I don’t know about you, but eternity weirds me out. For some reason I can accept that God goes on forever and that I will go on in His presence forever. I think that is easy to accept because I - in my human vanity - cannot imagine myself not existing. And I can accept that God always is - because I feel His presence in my life so strongly. But that God always was - that is a little harder for my finite mind to comprehend. My finite mind says that everything has to start somewhere - it just can’t always be. Then my logic kicks in and says - well, if God began sometime - what began Him? Who created God? Who’s God’s daddy? Some sort of pre-God god? And where did the pre-God god come from? This sort of reasoning will drive a person crazy - it just doesn’t make sense. Only an eternal God is logical, but still my finite mind wonders about the Infinite always was, always is and always will be.

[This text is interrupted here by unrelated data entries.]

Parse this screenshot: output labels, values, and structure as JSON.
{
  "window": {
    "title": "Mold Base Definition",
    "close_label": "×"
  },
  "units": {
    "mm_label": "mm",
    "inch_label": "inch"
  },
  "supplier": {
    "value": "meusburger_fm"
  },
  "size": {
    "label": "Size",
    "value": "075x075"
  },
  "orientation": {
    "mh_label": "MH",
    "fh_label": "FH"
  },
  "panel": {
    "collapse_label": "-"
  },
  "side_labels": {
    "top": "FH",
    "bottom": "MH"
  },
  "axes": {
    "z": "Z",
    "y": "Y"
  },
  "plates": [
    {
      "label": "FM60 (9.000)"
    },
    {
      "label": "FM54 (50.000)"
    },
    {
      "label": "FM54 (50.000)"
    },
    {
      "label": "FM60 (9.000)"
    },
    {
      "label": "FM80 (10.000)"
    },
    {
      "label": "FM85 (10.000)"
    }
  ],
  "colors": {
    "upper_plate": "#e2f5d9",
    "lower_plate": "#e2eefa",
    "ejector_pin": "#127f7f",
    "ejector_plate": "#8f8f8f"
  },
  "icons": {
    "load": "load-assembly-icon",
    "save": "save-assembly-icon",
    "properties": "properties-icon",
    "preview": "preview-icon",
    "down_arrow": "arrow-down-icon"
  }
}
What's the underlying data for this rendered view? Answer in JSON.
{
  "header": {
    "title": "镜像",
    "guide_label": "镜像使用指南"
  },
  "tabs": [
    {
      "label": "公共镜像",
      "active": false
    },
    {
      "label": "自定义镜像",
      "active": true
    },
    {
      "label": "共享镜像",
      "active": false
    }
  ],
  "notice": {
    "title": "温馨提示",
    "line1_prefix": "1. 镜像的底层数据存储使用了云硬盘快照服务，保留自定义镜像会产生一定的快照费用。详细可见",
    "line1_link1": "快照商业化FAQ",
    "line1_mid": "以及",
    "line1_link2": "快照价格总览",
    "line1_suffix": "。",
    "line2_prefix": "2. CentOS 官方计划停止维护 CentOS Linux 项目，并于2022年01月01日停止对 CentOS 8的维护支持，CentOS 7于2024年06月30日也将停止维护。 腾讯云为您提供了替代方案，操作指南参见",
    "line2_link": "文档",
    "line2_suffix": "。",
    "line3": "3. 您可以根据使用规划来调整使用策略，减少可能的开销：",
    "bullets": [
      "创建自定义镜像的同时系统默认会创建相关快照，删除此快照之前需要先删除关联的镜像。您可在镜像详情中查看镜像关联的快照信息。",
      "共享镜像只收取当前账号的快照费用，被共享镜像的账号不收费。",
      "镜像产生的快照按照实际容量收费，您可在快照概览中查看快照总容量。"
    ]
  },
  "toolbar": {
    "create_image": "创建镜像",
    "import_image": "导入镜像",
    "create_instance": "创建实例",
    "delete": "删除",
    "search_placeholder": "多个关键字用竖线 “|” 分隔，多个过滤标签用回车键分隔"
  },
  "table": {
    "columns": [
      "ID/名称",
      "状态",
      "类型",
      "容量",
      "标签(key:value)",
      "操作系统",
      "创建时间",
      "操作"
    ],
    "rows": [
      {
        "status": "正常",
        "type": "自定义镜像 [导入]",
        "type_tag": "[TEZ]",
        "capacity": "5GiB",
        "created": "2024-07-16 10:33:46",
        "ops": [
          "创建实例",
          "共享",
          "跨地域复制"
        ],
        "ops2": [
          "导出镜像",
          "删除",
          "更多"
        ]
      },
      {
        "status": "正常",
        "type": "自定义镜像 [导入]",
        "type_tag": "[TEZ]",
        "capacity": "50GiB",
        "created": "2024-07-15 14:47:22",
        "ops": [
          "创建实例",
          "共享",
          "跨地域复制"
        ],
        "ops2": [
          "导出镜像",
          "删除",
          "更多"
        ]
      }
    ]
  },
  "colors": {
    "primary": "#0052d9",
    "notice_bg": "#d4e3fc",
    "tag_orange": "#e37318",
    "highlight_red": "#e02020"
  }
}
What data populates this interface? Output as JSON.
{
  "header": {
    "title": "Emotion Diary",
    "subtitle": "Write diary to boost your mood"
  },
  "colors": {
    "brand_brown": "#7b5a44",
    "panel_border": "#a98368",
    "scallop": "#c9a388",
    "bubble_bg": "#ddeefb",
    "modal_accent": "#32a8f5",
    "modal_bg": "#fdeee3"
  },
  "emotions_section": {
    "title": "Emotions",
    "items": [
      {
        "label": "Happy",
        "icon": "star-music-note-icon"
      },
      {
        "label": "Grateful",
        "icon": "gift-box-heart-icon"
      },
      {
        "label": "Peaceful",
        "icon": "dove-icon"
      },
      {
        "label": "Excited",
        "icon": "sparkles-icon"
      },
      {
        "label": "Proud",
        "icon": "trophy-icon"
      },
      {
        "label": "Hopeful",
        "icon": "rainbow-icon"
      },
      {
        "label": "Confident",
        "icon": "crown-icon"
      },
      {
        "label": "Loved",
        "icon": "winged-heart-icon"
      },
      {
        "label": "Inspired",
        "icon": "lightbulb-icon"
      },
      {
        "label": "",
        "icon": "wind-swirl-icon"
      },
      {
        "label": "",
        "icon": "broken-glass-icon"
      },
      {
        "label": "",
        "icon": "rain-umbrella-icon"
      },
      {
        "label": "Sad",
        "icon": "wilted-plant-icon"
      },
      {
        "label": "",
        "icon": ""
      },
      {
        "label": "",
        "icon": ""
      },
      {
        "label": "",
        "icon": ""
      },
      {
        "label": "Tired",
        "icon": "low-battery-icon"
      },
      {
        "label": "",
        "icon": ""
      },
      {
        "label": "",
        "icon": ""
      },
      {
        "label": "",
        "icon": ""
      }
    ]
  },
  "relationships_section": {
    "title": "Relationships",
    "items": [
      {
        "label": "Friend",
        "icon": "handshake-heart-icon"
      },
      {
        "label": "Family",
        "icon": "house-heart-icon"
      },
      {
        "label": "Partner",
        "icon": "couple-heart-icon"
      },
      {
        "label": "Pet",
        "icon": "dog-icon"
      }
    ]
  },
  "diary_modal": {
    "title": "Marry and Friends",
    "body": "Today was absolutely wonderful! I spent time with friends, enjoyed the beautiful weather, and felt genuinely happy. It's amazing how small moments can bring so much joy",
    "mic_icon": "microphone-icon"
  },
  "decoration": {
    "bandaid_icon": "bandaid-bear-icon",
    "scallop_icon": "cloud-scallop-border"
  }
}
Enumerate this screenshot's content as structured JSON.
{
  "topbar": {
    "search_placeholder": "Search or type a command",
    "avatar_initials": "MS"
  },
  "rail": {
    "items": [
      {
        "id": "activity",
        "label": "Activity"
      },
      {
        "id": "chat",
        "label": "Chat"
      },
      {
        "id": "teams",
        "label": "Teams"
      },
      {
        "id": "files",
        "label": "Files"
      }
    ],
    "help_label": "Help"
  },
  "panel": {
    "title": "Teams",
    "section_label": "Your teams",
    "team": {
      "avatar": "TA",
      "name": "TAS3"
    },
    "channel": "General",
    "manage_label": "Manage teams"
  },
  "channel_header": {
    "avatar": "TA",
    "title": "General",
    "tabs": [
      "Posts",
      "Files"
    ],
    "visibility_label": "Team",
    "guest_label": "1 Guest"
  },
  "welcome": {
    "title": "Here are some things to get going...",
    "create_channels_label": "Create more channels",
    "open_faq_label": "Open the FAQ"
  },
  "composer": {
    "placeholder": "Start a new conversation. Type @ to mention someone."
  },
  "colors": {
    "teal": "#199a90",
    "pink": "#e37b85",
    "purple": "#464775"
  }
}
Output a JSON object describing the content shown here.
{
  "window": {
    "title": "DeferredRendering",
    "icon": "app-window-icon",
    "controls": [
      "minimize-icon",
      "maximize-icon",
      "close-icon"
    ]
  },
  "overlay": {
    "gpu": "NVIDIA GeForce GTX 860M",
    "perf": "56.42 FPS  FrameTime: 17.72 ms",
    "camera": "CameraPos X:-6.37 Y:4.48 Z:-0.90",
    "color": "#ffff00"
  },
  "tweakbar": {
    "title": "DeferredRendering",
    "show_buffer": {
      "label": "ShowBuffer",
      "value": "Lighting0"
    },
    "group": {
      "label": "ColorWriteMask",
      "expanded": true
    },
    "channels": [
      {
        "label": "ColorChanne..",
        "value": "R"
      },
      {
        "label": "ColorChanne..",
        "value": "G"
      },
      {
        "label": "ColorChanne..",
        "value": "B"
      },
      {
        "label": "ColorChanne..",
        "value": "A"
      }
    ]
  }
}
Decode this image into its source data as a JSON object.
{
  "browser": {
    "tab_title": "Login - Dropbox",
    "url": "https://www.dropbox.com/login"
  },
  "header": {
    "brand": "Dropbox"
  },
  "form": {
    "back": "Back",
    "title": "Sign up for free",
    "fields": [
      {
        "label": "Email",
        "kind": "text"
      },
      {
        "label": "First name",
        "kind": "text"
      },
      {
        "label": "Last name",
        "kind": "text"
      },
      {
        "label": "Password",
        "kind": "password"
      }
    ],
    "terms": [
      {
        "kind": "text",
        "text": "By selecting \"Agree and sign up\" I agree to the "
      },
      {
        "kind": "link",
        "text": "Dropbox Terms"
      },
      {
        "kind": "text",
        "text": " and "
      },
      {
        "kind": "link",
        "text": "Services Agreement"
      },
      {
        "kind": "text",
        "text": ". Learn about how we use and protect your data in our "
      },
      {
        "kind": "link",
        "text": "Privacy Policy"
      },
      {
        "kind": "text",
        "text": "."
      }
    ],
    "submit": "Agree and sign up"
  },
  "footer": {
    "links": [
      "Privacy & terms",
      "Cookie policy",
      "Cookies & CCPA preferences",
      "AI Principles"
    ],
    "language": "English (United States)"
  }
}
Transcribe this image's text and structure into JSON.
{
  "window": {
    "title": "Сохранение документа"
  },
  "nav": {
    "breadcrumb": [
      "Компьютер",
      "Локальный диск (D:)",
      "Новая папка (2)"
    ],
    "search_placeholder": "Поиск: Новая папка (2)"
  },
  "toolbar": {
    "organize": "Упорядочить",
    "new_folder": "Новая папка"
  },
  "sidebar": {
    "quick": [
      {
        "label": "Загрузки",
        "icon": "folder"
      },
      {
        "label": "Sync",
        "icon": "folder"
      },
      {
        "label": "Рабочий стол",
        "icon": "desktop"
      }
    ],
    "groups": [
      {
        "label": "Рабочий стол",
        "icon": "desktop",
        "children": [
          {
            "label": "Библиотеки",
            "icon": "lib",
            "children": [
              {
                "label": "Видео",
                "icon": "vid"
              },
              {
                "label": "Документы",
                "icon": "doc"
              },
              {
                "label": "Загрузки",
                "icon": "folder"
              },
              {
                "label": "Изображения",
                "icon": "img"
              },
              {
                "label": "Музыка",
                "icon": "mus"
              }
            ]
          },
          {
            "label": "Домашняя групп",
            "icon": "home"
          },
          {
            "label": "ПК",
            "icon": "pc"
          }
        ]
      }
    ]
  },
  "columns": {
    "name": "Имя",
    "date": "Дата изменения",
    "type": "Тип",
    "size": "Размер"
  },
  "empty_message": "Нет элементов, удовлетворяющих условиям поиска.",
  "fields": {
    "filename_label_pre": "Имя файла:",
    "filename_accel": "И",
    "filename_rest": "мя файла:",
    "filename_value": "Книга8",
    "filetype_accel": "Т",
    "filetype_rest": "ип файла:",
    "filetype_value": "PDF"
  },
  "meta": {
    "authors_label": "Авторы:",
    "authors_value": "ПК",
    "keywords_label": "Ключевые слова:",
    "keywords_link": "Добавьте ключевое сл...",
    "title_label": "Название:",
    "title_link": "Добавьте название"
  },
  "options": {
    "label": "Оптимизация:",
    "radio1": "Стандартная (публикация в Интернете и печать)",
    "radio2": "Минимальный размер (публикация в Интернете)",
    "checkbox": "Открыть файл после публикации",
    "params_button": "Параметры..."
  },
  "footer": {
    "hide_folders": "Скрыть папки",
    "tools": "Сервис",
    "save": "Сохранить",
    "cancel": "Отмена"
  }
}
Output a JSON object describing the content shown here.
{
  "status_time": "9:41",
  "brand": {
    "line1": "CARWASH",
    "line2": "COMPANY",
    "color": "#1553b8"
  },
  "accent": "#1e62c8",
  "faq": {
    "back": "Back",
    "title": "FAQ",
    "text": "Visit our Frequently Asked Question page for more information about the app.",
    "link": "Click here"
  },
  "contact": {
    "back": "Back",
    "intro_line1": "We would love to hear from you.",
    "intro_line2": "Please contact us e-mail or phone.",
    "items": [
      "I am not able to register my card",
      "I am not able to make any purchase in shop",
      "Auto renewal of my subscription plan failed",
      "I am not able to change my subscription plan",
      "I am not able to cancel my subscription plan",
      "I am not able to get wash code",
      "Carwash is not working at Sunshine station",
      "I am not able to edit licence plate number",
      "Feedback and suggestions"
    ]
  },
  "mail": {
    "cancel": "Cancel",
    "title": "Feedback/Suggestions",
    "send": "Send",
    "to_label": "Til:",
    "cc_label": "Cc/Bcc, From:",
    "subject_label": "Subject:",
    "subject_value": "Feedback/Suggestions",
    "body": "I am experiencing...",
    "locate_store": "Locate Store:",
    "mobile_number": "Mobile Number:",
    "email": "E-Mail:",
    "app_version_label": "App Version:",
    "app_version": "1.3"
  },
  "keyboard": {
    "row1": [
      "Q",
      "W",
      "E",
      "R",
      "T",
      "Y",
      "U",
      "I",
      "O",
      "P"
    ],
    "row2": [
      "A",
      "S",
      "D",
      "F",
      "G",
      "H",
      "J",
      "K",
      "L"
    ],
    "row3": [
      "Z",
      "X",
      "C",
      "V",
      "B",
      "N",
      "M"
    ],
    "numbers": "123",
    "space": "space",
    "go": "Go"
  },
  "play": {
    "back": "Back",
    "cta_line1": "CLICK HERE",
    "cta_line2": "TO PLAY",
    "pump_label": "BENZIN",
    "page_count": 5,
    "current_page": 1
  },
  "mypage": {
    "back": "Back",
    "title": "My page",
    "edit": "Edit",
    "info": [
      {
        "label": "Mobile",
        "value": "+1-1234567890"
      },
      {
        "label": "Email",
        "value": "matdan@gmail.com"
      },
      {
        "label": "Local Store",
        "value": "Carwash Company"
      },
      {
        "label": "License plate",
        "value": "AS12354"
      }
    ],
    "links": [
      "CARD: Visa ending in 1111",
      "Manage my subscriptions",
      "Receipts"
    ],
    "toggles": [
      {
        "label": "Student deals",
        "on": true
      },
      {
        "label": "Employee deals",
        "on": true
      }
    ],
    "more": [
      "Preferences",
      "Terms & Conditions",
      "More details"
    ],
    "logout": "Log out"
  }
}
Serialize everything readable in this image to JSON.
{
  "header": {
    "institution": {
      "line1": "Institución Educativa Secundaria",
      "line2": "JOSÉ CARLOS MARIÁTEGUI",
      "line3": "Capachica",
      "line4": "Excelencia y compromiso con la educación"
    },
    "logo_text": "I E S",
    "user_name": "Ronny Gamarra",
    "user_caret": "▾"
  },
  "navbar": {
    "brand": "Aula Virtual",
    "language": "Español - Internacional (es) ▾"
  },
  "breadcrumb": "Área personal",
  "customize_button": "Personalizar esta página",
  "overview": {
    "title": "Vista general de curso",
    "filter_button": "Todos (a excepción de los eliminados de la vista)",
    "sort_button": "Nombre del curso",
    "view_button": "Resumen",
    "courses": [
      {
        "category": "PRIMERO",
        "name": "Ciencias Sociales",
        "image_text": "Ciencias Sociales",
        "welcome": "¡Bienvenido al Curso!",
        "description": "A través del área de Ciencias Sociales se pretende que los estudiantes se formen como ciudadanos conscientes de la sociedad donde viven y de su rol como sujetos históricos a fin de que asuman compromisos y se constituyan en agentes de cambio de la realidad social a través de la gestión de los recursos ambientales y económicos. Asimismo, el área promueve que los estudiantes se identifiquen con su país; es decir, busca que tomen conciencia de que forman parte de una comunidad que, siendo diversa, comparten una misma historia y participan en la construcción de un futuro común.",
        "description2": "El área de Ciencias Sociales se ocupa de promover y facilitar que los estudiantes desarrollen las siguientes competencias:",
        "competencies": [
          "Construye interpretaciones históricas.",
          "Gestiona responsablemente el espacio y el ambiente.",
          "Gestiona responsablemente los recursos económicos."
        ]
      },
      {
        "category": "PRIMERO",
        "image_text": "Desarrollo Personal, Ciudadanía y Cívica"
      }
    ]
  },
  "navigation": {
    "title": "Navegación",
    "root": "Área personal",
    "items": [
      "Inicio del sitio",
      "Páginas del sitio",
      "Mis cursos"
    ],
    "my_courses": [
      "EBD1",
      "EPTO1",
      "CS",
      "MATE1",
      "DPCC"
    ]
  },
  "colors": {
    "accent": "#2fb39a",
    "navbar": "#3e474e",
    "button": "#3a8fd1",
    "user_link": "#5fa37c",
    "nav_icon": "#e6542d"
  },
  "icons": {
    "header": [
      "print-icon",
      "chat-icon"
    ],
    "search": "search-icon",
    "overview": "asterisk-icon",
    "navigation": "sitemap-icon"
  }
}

But wait! There is more! God is exactly the same today as He will be tomorrow and was yesterday and all the yesterdays and all the way back into eternity. He is exactly the same. God has never had a new thought and God has never had a second thought. There was never a time when God was sitting around the throne room and suddenly thought, “ I should create a world of humans!” God never had that thought because He has always thought it. There has never been a part of eternity when God did not know that He was going to create our world or that we would need a Savior
When Jesus, God the Son, said to His disciples, “I chose you.” He did not mean that He chose them on that day, or the day before or when He called them from their fishing nets to follow Him. The disciples had always been chosen. In all of eternity, they are chosen. Not only is that thought mind-blowing - it is so awesome.
If Jesus chose the disciples for all eternity - He chose me for all eternity. The world chose me last - but God has always chosen me, He always chooses me and He always will chose me.
When my step-father told me that he did not choose me, God in eternity whispered, “I’ve always chose you and in just a moment of time you will know that I am the only real Father you will ever have or need.” When I was picked last for a team, Holy Spirit smiled, because He has always chosen me to lead the Care Fresno Kids Klub Team. When I was not chosen first at the dances, Jesus said, “I have always chosen You. And when you come back to Me, I am going to give you a life that you are going to dance with joy through. And I, the King of Kings, the Prince of peace, the LORD of Lords, am going to dance through it with you.” When I was hurt and dismayed to find out that I was not the first bride - I was the third bride, Jesus had already written to me in His Word telling me that, as part of His church, I was His bride and that there was none before me and would be none after me because He loves me with an everlasting love.
When I tell people how painfully shy I was - not only as a child, but well into my adult life - they can’t hardly believe it. People use a lot if different words to describe me these days and I can guarantee you that “shy,” “low self-esteem,” and “withdrawn” are not on the list. What happened to make the shy, low-esteem, withdrawn girl/woman into the out-going, gregarious, joyous woman that I am today? God happened. He showed me who I am in His eyes. I am not His first chosen one, I am not his last chosen one. I am His always chosen one.
So are you.
Holy God, words fail me. How can I ever fully tell You what it means to be Your chosen one? I will live my life showing You how much I love You, I will spend eternity singing my love to You.